With a long list of fact-checking organizations, including partisan fact-checkers like Media Matters and Newsbusters, it is easy for students to conclude that no politician tells the truth. Information on political consultants specializing in neuro-psychology, linguistics, and behavioral economics reminds students that "free will" isn't so free. When we discuss the ethics of campaigns, the debate is not if ethics are lacking, but instead we find classes arguing over which campaigns are the worst among a lousy sample.

I try to encourage students to be critical thinkers and to analyze every political statement, commercial, and staged event. It is tempting to criticize "the other side" and not be critical enough of those we support. That's not a problem this year, though. My students are disgusted, yet informed and engaged. They see through the games, and it leaves them without much faith in our system.

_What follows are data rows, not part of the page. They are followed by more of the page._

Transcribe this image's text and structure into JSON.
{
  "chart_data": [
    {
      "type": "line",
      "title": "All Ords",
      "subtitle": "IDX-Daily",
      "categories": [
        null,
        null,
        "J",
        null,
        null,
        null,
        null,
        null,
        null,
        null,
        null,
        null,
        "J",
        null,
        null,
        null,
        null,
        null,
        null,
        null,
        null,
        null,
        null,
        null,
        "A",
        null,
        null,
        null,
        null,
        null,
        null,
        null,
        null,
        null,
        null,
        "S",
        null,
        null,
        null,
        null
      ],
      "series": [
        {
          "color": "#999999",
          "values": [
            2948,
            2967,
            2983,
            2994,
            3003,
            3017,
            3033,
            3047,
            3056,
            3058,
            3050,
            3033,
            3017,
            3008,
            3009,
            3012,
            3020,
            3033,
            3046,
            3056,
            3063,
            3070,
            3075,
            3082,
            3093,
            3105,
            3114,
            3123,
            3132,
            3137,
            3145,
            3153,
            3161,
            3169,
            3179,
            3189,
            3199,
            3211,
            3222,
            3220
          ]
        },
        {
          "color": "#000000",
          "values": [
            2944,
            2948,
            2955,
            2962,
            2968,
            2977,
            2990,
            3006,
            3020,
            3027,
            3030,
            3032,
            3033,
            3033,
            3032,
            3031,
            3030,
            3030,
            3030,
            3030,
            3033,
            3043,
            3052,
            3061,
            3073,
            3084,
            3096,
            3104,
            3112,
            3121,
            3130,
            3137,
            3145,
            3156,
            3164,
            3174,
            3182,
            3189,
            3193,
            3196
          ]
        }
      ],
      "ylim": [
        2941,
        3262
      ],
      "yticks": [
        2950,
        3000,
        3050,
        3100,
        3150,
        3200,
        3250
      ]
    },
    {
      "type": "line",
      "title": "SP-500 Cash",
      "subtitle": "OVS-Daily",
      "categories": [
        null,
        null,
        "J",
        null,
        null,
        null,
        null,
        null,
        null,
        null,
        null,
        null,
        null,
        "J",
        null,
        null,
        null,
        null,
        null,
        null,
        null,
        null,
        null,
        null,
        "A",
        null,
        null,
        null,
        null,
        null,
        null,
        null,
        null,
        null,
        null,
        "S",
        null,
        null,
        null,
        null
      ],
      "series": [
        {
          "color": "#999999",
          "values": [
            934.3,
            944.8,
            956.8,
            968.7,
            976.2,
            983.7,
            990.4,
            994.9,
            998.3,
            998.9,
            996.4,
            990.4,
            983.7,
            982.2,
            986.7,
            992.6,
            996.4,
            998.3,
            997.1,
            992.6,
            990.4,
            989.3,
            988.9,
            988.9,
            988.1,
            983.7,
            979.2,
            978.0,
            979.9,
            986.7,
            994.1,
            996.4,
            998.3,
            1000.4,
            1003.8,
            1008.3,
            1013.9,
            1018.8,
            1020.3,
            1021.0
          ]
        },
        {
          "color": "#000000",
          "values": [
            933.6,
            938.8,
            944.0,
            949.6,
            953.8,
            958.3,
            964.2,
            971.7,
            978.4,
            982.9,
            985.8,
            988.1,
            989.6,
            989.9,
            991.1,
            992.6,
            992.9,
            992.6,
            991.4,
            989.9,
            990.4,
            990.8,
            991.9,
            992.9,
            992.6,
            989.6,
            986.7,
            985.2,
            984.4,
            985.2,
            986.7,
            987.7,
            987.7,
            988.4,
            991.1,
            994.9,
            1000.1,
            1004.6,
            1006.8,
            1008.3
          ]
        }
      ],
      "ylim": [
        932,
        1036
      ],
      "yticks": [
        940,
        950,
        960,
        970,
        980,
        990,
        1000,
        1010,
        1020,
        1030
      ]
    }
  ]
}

When I ask students to consider the rhetoric of science and technology in the campaigns, there isn't a clear "winner" or "loser" when it comes to the truth. Discussions of green energy, environmental policy, healthcare, global warming, space exploration, and dozens of other topics reveal that our national leaders often use facts selectively, caring more about winning elections than promoting true science understanding. Each major party has its scientific "truths" that are either blatantly mistaken or intentionally misleading. We're stuck trying to decide which side is least bad at representing science and technology to the public. Sometimes, there is clear "wrong" in science; issues like evolution demonstrate that politicians can be as ill-informed about science as the general public.

At least my students do follow the public policy debates. They don't believe there will be any real effort to address policy issues, though. Instead, they view politics as a sport, with a winning team and losing team.

There never was a "good ol' days" when political discourse was elevated and campaigns were about facts. But, we can dream it might happen.